Onlar İslam’ın öcünü almak, mazluma yapılan zulmü ortadan kaldırmak için canlarını ortaya koyan cengâverlerdir. Cihad meydanlarında henüz şehit olmadan cennetin kokusunu alıp ölümü severmişçesine savaştılar. Allah subhanehu ve teâlâ ile en güzel alışverişi yapıp, mallarını Allah yolunda çekinmeden infak ettiler. Kendilerine söylenilen emirleri ikiletmeden Allah’ı hatırlayarak yerine getirdiler.

Öyle bir nesildir ki onlar 21. yüzyılda bizlere hakla batılı birbirinden ayırmada yardımcı oldular.
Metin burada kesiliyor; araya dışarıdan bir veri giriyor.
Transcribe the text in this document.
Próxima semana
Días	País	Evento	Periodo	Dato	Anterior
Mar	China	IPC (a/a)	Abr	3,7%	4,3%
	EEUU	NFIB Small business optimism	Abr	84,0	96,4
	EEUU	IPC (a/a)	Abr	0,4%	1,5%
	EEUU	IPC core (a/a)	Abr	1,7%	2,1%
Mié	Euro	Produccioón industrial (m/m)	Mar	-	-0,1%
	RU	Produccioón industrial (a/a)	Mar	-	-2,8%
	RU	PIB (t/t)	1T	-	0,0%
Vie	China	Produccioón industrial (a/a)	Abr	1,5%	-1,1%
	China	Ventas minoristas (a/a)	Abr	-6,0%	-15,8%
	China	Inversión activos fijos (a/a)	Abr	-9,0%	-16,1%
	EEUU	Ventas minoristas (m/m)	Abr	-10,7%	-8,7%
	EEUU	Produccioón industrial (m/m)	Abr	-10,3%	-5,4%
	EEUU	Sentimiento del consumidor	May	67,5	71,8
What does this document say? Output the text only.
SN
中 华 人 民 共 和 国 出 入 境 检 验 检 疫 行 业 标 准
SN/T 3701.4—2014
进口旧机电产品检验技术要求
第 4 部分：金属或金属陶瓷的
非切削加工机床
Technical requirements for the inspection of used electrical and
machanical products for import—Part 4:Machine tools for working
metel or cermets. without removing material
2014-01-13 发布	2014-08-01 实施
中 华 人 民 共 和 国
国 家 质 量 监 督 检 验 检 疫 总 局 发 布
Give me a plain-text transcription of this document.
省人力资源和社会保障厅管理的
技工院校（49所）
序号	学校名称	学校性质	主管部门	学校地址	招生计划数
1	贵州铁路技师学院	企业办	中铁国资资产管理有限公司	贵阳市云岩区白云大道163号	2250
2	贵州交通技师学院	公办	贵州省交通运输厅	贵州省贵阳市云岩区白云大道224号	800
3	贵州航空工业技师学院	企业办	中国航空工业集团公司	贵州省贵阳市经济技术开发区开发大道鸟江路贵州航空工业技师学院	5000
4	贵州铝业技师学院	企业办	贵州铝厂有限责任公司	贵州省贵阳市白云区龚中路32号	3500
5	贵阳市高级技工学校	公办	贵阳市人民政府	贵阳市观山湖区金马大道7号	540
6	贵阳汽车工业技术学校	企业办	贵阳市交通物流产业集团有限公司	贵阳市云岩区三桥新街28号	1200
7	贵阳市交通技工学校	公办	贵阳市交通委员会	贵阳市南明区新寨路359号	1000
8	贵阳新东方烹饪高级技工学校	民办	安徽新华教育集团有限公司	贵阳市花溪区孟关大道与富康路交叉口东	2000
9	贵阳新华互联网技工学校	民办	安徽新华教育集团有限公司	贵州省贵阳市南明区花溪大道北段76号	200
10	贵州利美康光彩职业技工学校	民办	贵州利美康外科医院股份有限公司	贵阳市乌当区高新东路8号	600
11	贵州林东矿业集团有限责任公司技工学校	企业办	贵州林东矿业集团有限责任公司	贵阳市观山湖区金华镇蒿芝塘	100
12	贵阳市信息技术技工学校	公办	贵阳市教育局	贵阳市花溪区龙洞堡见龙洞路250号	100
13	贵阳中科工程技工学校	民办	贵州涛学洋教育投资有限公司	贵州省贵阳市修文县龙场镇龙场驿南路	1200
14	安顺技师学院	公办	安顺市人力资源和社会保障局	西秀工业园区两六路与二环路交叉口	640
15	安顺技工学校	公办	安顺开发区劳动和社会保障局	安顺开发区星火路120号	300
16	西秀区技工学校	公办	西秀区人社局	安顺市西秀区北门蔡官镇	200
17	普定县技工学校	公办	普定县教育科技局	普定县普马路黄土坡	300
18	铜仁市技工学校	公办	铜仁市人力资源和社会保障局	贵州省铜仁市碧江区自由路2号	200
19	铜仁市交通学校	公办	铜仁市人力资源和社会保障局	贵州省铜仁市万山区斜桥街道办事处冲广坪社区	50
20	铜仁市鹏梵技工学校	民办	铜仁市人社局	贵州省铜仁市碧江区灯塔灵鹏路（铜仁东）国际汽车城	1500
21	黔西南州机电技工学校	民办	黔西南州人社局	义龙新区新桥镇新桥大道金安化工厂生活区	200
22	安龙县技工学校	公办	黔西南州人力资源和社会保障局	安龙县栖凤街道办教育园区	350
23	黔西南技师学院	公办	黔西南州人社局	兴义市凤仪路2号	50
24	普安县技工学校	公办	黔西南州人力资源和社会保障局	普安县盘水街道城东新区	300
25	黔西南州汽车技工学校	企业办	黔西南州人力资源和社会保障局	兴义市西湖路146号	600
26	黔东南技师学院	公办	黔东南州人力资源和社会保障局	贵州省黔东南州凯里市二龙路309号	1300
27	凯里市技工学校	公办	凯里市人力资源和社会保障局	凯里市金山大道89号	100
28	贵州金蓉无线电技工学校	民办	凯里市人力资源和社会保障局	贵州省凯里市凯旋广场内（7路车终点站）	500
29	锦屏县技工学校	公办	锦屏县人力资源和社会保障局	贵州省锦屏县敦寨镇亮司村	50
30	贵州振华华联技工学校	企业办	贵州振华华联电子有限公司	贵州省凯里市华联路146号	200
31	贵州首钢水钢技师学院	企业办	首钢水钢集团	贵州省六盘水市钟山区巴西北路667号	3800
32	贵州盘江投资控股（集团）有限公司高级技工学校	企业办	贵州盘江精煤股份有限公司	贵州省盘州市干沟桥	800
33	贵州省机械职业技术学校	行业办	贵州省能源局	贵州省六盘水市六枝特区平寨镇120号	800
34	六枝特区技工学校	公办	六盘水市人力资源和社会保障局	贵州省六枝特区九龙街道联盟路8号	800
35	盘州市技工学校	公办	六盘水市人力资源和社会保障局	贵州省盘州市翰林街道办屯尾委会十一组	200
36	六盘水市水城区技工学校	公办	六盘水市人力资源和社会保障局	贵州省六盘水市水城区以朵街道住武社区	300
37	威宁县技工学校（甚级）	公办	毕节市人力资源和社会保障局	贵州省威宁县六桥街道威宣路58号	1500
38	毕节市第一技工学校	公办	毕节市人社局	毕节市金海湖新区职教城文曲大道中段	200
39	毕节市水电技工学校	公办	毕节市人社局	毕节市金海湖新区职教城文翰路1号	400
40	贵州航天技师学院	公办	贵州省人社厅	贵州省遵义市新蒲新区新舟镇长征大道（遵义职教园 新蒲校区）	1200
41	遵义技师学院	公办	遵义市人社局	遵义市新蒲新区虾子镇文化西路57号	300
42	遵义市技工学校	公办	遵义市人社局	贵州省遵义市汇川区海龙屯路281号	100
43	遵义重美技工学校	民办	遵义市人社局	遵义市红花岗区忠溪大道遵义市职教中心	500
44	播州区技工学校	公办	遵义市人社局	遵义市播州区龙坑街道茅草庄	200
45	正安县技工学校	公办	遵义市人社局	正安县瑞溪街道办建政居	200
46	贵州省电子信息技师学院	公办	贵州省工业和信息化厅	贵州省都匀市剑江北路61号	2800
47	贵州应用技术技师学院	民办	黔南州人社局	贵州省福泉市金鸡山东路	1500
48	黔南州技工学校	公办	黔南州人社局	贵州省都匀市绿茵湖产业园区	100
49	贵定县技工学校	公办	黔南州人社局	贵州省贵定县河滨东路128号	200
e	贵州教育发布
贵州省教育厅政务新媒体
Her dönemde kendileri olmasa da kıssaları, yaşantıları tevhid ehline kardeşlik yaptı. Hurma ağacı misali ümmet onlardan gıdalandı. Ne büyük şeref, ne büyük bir izzet…

Onların kıssaları tevhid ehline ibretler doğurur.

“Onların hikâyelerin de akıl sahipleri için ibretler vardır.” (12/Yusuf, 111)

Bu neslin kıssaları;

Her dönemde gayesi sadece ‘La ilahe illallah’ olan bir toplum yetiştirmek isteyen tevhid ehli için örnek, zafer ve kurtuluşa ermede bir menhectir.

İslam’ın emirlerini yerine getirmede, nehyettiklerinden kaçınmada, bunları insanlara tebliğ etmede, Allah’ın rızasını kazanmada tevhid ehli için mücadele yöntemidir.

Ahitlerini yerine getirmeyi bekleyen tevhid okuyucuları için bir haykırış ve hatırlatmadır.

Kâfirlerin sahabe hayatını tahrif edilmiş, kendi inançlarına uygun hale getirerek yaptığı dizi, çizgi film gibi animasyonları izleyen tevhid ehlinin, saptırılmış gerçekleri görmesi için bir fırsattır.

Hakla batılın birbirine karıştığı bu engebeli dönemde tevhid bayrağını tökezlemeden kıyamete kadar taşımayı hedefleyen şehadet sevdalıları için bir tecrübedir.

Vakit öldüren, istifade edilmeyen roman gibi kitapları okuyup, konuşulması yerine, hem kendi yaşantısını yeşertmek, hem de ileriki nesilleri ihya etmek isteyen tevhid ehlinin okuyup paylaşabileceği ahsenül (Kıssaların en güzeli) kıssadır.

Müslümanlara yapılan baskılarda, karalamalarda, başlarına gelen bela ve musibetlerde sabra, salih amellere yönlendirmek için tevhid ehlinin yapabileceği en güzel nasihattir.

Evet, kardeşim Peygamberin dizinin dibinde vahiyle yetişmiş olan sahabenin vasıflarını, faziletlerini ve bize olan faydalarını bir kerede yazmakla, okumakla bitirebileceğimiz bir şey değildir. Kur’an ile amel edenlerin vasıflarını bitirmek mümkün mü ki… İleriki sayılarımızda sahabeleri ve vasıflarını tek tek ele alıp çıkardığımız, hayatımıza rehberlik yapacak notlarımızı sizlerle paylaşmaya çalışacağız.

Rabbim bizlere hakkı güzelliği içinde anlatmayı, fehmetmeyi ve amel etmeyi nasip ve mukadder eylesin. Bir sonraki sayımızda buluşma dileğiyle.

Davamızın sonu, Alemlerin Rabbine hamd etmektir.